Vor einer Woche, als Ryan geglaubt hatte, er hätte Samantha bei einem verstohlenen Gespräch mit Spencer Barghest ertappt, hatte sie offensichtlich erfahren, dass Miriam Spurlock ins Krankenhaus eingeliefert worden war.
Da er Licht in der Wohnung gesehen hatte, musste Kevin an die Tür gekommen sein. Sein Klopfen hatte Ryan nicht aus dem postkoitalen Schlummer geweckt. Um zu vermeiden, dass er wach wurde, war Sam rausgegangen, um mit dem Sohn ihrer Vermieterin zu reden.
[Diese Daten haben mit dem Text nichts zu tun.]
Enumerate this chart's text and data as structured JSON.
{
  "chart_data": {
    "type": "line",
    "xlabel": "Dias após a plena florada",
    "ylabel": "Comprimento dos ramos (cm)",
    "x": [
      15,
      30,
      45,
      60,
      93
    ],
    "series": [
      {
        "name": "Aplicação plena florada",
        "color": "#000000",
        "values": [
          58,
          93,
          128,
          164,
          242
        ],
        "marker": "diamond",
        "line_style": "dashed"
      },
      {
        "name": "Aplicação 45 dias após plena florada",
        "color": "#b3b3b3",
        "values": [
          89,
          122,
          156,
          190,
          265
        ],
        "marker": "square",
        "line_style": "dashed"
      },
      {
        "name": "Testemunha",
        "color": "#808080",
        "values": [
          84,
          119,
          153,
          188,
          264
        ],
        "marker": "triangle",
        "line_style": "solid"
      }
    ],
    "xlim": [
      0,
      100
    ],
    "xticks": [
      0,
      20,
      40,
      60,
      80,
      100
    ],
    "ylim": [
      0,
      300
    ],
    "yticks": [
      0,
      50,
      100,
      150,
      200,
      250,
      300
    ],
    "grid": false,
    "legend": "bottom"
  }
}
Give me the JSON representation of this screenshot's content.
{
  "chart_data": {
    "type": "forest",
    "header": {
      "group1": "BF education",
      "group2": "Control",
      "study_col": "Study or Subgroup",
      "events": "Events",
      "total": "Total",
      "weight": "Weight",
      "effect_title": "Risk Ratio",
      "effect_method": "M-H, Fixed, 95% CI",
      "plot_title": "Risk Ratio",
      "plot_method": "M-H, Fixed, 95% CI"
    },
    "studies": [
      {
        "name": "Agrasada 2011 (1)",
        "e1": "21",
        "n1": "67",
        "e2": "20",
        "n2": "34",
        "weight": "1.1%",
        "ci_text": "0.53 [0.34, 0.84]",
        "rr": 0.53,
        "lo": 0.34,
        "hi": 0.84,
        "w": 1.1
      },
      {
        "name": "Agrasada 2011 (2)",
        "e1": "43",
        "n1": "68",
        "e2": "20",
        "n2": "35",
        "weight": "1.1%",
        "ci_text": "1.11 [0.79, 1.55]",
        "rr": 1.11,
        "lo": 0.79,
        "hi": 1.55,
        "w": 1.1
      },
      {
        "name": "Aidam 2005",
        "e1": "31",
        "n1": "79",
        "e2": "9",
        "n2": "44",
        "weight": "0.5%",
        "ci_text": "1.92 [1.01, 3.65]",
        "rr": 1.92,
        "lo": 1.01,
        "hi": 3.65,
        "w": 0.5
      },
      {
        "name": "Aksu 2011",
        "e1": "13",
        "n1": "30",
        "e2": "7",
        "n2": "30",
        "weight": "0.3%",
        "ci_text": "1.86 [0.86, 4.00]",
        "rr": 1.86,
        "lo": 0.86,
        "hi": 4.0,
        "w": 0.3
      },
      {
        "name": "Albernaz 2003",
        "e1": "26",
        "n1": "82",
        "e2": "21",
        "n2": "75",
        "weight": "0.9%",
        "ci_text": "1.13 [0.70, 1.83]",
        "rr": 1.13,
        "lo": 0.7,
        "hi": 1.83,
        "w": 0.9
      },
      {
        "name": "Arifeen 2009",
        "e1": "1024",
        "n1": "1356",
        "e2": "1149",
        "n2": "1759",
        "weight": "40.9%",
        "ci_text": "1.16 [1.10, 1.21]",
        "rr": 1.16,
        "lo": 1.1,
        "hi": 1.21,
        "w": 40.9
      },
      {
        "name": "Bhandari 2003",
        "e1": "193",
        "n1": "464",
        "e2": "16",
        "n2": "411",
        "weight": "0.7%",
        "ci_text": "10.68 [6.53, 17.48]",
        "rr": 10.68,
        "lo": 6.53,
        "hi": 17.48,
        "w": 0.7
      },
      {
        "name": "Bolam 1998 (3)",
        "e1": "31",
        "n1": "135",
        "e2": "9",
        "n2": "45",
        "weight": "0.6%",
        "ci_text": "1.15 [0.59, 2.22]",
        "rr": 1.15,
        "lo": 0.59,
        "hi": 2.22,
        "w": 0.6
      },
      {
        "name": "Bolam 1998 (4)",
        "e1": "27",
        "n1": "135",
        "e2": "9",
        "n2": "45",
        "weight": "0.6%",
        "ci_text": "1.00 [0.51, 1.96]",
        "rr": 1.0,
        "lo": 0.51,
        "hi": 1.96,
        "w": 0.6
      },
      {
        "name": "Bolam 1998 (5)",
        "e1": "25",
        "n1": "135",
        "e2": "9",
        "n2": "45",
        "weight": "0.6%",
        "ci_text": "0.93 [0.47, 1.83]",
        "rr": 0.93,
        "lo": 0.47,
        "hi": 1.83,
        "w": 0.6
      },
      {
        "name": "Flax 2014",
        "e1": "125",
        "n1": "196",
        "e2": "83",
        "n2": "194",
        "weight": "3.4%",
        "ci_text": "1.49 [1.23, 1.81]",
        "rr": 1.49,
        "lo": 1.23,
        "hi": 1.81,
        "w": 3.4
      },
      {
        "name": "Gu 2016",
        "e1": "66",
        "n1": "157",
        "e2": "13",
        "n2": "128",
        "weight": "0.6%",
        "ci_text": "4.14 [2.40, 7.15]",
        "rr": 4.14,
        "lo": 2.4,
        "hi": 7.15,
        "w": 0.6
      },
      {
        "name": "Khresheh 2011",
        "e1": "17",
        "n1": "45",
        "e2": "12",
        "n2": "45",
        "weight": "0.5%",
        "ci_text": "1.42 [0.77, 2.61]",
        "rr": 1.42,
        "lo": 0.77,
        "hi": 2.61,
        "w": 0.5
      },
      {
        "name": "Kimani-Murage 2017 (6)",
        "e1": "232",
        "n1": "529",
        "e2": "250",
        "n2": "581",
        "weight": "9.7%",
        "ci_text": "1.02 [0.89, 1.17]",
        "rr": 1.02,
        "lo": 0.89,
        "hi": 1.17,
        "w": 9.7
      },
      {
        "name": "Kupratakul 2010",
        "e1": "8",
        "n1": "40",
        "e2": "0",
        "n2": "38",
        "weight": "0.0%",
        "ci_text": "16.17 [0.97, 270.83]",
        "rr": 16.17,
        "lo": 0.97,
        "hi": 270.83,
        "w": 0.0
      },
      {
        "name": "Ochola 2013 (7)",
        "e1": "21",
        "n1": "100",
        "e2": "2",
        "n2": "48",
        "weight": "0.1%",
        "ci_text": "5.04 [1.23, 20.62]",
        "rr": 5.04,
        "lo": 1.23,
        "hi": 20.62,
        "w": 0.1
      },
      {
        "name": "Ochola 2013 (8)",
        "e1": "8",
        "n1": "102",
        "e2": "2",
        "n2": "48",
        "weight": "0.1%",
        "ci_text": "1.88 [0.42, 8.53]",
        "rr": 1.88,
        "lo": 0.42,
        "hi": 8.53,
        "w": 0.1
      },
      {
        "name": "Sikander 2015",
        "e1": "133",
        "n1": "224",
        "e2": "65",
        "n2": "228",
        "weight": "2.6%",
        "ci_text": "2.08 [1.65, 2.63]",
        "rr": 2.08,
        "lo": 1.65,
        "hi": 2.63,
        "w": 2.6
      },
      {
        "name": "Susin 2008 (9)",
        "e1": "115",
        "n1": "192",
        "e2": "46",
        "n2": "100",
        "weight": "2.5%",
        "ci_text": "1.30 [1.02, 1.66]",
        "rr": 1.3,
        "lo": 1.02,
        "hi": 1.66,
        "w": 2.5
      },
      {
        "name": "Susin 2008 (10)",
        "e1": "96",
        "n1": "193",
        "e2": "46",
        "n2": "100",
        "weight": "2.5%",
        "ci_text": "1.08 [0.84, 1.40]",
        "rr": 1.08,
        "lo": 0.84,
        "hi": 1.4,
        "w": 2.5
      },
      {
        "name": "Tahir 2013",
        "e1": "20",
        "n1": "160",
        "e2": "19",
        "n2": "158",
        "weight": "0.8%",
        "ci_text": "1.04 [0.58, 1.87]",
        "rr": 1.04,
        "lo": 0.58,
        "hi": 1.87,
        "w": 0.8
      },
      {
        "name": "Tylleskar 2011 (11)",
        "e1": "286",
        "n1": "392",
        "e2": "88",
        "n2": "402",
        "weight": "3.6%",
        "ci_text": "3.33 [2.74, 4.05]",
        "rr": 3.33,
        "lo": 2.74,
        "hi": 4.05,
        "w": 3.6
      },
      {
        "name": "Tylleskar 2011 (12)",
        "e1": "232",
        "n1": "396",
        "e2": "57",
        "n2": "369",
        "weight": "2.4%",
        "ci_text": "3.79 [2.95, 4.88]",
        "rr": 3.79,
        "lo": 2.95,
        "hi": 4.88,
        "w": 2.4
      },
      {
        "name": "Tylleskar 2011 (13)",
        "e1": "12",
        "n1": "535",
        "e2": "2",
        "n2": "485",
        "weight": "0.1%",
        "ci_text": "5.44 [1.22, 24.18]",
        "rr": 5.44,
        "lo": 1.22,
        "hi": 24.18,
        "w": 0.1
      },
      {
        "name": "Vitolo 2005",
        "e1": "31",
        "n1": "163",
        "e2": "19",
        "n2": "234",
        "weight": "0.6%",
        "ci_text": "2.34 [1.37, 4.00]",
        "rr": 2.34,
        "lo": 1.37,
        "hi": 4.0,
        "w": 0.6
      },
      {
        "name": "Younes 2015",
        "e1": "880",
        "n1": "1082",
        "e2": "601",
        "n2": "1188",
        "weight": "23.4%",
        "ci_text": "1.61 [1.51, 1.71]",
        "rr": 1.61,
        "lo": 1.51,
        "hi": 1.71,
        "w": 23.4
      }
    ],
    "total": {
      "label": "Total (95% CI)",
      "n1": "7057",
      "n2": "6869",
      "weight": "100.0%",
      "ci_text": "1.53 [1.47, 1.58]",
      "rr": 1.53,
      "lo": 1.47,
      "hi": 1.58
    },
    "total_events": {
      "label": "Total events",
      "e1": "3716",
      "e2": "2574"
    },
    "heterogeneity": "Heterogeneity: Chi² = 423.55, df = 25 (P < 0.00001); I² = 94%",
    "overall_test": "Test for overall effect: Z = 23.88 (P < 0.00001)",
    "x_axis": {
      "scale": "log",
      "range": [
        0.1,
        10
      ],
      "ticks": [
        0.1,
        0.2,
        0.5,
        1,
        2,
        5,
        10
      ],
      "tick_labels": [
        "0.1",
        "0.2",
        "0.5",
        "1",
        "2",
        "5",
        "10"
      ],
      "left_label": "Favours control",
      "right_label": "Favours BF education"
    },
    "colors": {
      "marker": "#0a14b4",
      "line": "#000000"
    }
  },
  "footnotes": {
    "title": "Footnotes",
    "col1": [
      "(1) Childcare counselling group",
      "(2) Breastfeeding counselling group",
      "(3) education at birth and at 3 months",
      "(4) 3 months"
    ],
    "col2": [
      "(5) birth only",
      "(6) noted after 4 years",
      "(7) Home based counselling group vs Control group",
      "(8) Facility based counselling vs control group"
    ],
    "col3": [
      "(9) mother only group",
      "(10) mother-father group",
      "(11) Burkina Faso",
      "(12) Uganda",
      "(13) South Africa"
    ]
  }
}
Durch seine paranoide Auslegung dieser unschuldigen Begegnung angestiftet, war Ryan am folgenden Morgen nach Las Vegas geflogen und hatte dort Beweise für eine nicht existente Verschwörung gesucht.
Jetzt schienen Rebecca Reachs Bücher, wie man schnell zu Reichtum kommt, ein Beweis für nichts Schlimmeres als ihre Leichtgläubigkeit und ihr Wunschdenken zu sein.
Die Sammlung von Zeitschriften, die Artikel von Sam enthielten, bewies lediglich, dass Rebecca trotz der Entfremdung weiterhin stolz auf ihre Tochter war.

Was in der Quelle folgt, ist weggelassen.